Preparation and Characterization of Ni5Ga3 for Methanol Formation via CO2 Hydrogenation

A nickel-gallium catalyst (Ni5Ga3) with superior catalytic performance for the hydrogenation of CO2 into methanol was prepared by co-precipitation, and calcined for 7 h at 600 degrees C in a flowing stream of air containing hydrogen. On the basis of measurements of X-ray photoelectron spectra (XPS), the fraction of integrated area of Ga2O3 over the Ni5Ga3 surface decreased significantly from 75.24 to 53.24%. Spectra showing X-ray absorption near-edge structure (XANES) indicate that the oxidation state of gallium atoms shifted from Ga(0) to Ga(III) indicating that Ga is a reactive component. Extended X-ray absorption fine structure (EXAFS) showed that the first shells of gallium and its adjacent atoms in fresh and used Ni5Ga3 were Ga-Ga and Ga-O, respectively.

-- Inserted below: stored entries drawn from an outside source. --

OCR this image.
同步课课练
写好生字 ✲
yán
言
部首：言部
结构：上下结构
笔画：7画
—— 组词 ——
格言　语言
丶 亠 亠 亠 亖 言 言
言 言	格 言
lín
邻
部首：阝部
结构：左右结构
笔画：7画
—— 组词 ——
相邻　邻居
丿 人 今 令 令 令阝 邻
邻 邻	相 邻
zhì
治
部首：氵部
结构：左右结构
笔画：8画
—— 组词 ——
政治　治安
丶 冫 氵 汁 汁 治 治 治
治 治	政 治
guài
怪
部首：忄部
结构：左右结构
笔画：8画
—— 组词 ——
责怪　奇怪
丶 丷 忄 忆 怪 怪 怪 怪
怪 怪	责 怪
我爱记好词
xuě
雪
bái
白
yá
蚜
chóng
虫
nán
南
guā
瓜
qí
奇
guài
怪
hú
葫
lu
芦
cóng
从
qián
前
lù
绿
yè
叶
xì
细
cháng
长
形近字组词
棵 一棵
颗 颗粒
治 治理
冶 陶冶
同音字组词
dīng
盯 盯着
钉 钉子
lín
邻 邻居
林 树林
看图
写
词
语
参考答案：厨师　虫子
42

The coordination number, 5.56, of Ga atoms in used Ni5Ga3 was larger than that, 5.31, in the fresh catalyst; the bond Ga-O of length 1.94 angstrom is shorter than the bond Ga-Ga of length 1.98 angstrom . These results of XPS and XANES/EXAFS analyses indicate that the reactive gallium in Ni5Ga3 is first oxidized to Ga2O3 and then carbonated to GaCO3 over the catalyst surface during the formation of methanol. That formation was demonstrated through the appearance of specific peaks at 3681, 2982, 1345, and 1053 cm(-1) for the absorption of methanol in infrared spectra recorded in situ. At 250 degrees C and 50 bar, the greatest conversion of CO2 was 95.7% and the greatest yield of methanol was 72.2%. In terms of the formation of dimethyl ether, the optimal reaction temperature with greatest selectivity (47.6%) and yield (27.8%) was 350 degrees C. Most importantly, the conversions of CO2 at 150, 250 and 350 degrees C were much larger than the equilibrium conversions, 47.6, 47.8 and 47.2%, of CO2, which indicates that Ni5Ga3 prevented the formation of water so that methanol could be produced continuously. For the formation of methanol with Ni5Ga3, the optimal Gibbs energy was 4.23 kJ mol(-1); the equilibrium constant was 0.378 h(-1).